Until the online age, split-journey was a minority sport, which involved queuing and waiting for the booking agent to print out a complex series of tickets.

Thanks to ticketing apps, organizing a split journey is easy – especially when the giant retailer, Trainline, moves in. If very friendly technology has convinced you to make it your airline ticket provider (although they have to pay a surcharge), you’ll be familiar with the SpiltSave feature that automatically searches for the best deal for you.

Effortless – but not necessarily painless. I’m a frequent splitter, but when two or more Advance tickets are combined, the reservations are almost always in different carriages.

I was therefore delighted to find another provider that guarantees a fraction of the savings where you can sit idly by – and be surprised to find it’s London North East Railway (LNER).

It is a state-run train operator connecting London with Yorkshire, north-east England and Scotland on the east coast mainline.

LNER promises: “Same great savings as a split ticket but we do all the hard work, meaning you can sit back and enjoy a great savings without any hassles. any trouble.”

The operator has already started testing the Smart Save offer when it sells an app that mimics the Train Line – but with the addition of securing the same seat.

LNER owns the warehouse for each train and is therefore able to make this a reality.

While it’s very much in limited beta (I’ve been trying to find more savings examples), this move is exactly what we needed. Not only that, but the discerning traveler can save a bit during the cost of living crisis. And not only to refute another nonsense story about how flying from Newcastle via Spain to London is cheaper than a train to the capital, raising awareness that rail fares are inexcusable. can pay. It is essential as a step on the road to one-way pricing, as pioneered by easyJet 27 years ago.

We now accept the concept that the price of airfare to Europe depends on the date, time and demand. An evening flight on easyJet from Gatwick to Nice on Monday 18 July costs £29, but by lunchtime the following Saturday the fare is nine times higher.

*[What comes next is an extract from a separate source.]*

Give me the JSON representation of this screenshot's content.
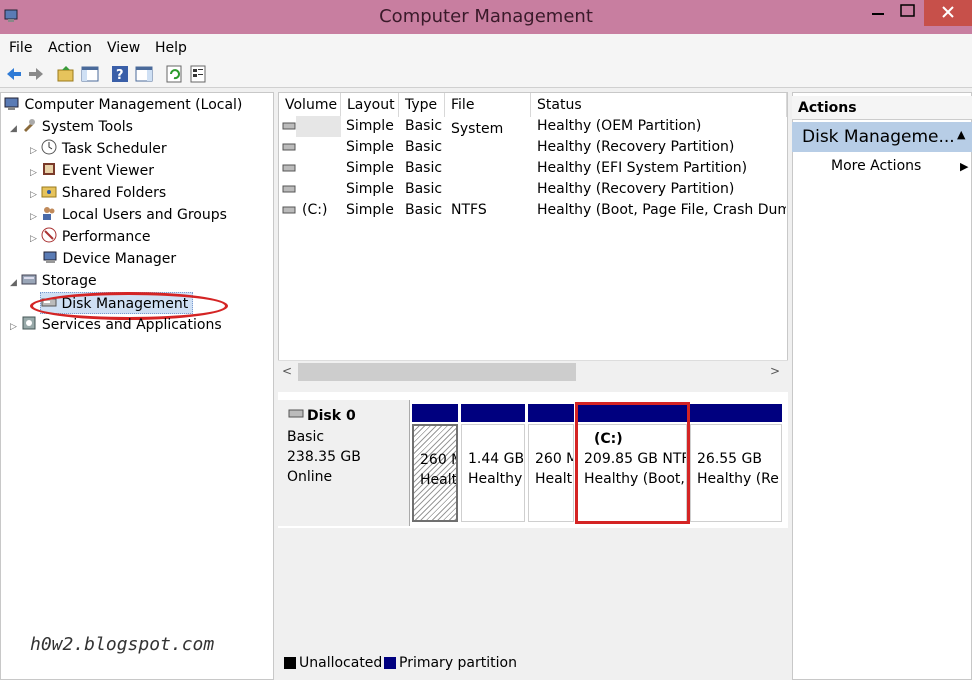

For a properly developed and competitive railway, we need pricing to stimulate travel at times of high availability and reduce demand when everyone wants to travel.

You might have the same nasty thoughts as I do about the LNER move, as applied to the company’s advance fares: the company is selling a combined ticket from A to B and B to C for less than a price from A to C. So why not just cut back later?

Even so, LNER Smart Save deserves praise. The state-owned operator is vying as an up-and-coming innovator, providing the disruption we really need on the rail line to get through the ridiculous jumble of train fares.

It remains to be seen whether ministers – especially the prime minister and transport minister – have the courage to implement the much-needed fare reform. The point is, while many journeys will be cheaper, others will increase.

As the Didcot Dodge article concludes: “One-legged pricing – the only sensible solution – will eventually prevail. A politician brave enough to say so deserves a first class return.”